Deep Ellum – The Nightlife of Dallas
The Munger Improved Cotton Machine Company was built on the site that is now Deep Ellum in Dallas in 1884. Henry Ford built his assembly plant in 1913 and three years later, The Grand Temple of the Black Knights of Pythias was constructed. Even though Deep Ellum was growing into an industrial district filled with warehouses, jazz and blues music started to creep into the area by the 1920s and 1930s. Clubs started to open, hosting artists and musicians such as Robert Johnson, Blind Lemon Jefferson, Bessie Smith and Huddie Ledbetter. It was a trend that would grow and define the atmosphere of district in years to come.
Deep Ellum began to sprout tea rooms, tattoo studios, clothing stores, locksmiths, pool halls and barber shops as time went by. Forgotten warehouse lofts became a lure for artists and empty warehouses became the ideal location for large clubs. Nightclubs such as Studio D brought performers such as Stick Men With Ray Guns, The Meat Puppets and The Dead Kennedys to Deep Ellum, while The Theatre Gallery hosted various acts from musicians such as the Red Hot Chili Peppera, Edie Brickell and the New Bohemians, and 10 000 Maniacs, to visual art performers and theatre acts.
During the 1980s, Deep Ellum underwent renovations and improvements, such as installing more street lights (which reduced crime), resurfacing and fixing roads and showering the buildings with much needed attention. Even though some argued that the original atmosphere of Deep Ellum had disappeared with the improvements, the district started to come alive with retail shops, restaurants, bars, coffee bars, live entertainment venues and an influx of painters and other eccentric and artistic figures looking to rent the renovated lofts.

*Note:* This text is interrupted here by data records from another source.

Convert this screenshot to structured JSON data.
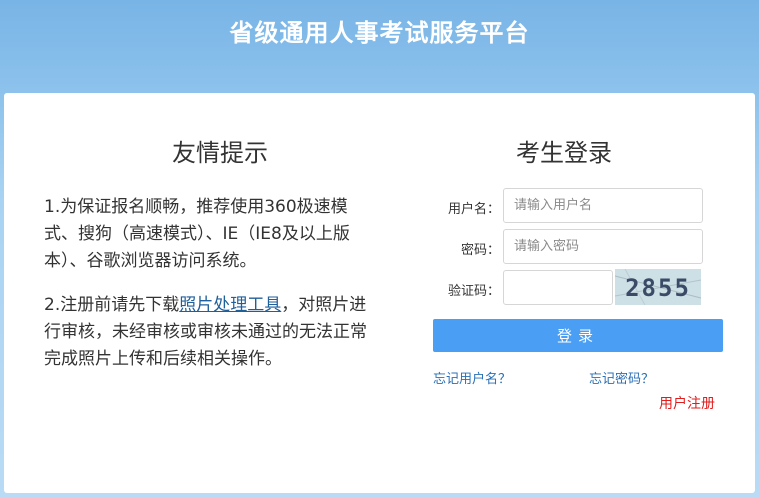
{
  "header": {
    "title": "省级通用人事考试服务平台"
  },
  "tips": {
    "title": "友情提示",
    "para1": "1.为保证报名顺畅，推荐使用360极速模式、搜狗（高速模式）、IE（IE8及以上版本）、谷歌浏览器访问系统。",
    "para2_prefix": "2.注册前请先下载",
    "para2_link": "照片处理工具",
    "para2_suffix": "，对照片进行审核，未经审核或审核未通过的无法正常完成照片上传和后续相关操作。"
  },
  "login": {
    "title": "考生登录",
    "username_label": "用户名：",
    "username_placeholder": "请输入用户名",
    "password_label": "密码：",
    "password_placeholder": "请输入密码",
    "captcha_label": "验证码：",
    "captcha_code": "2855",
    "submit_label": "登录",
    "forgot_username": "忘记用户名？",
    "forgot_password": "忘记密码？",
    "register": "用户注册"
  },
  "colors": {
    "accent": "#4a9ff5",
    "link": "#2a6fb6",
    "register": "#e21b1b"
  }
}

Today, Deep Ellum is a major tourist attraction in Dallas, which has become the heart of new trends, unique gift shops, one of a kind restaurants and home to blues, jazz, Latin and rock. Another feature of Deep Ellum that serves as an attraction in its own right is the graffiti that can be seen in various places around the district, especially on the remaining pieces of the old Good Latimer Expressway tunnel. It is a district that is alive with eccentricity, art, music and a vibrant atmosphere, a part of Dallas that visitors should not miss out on.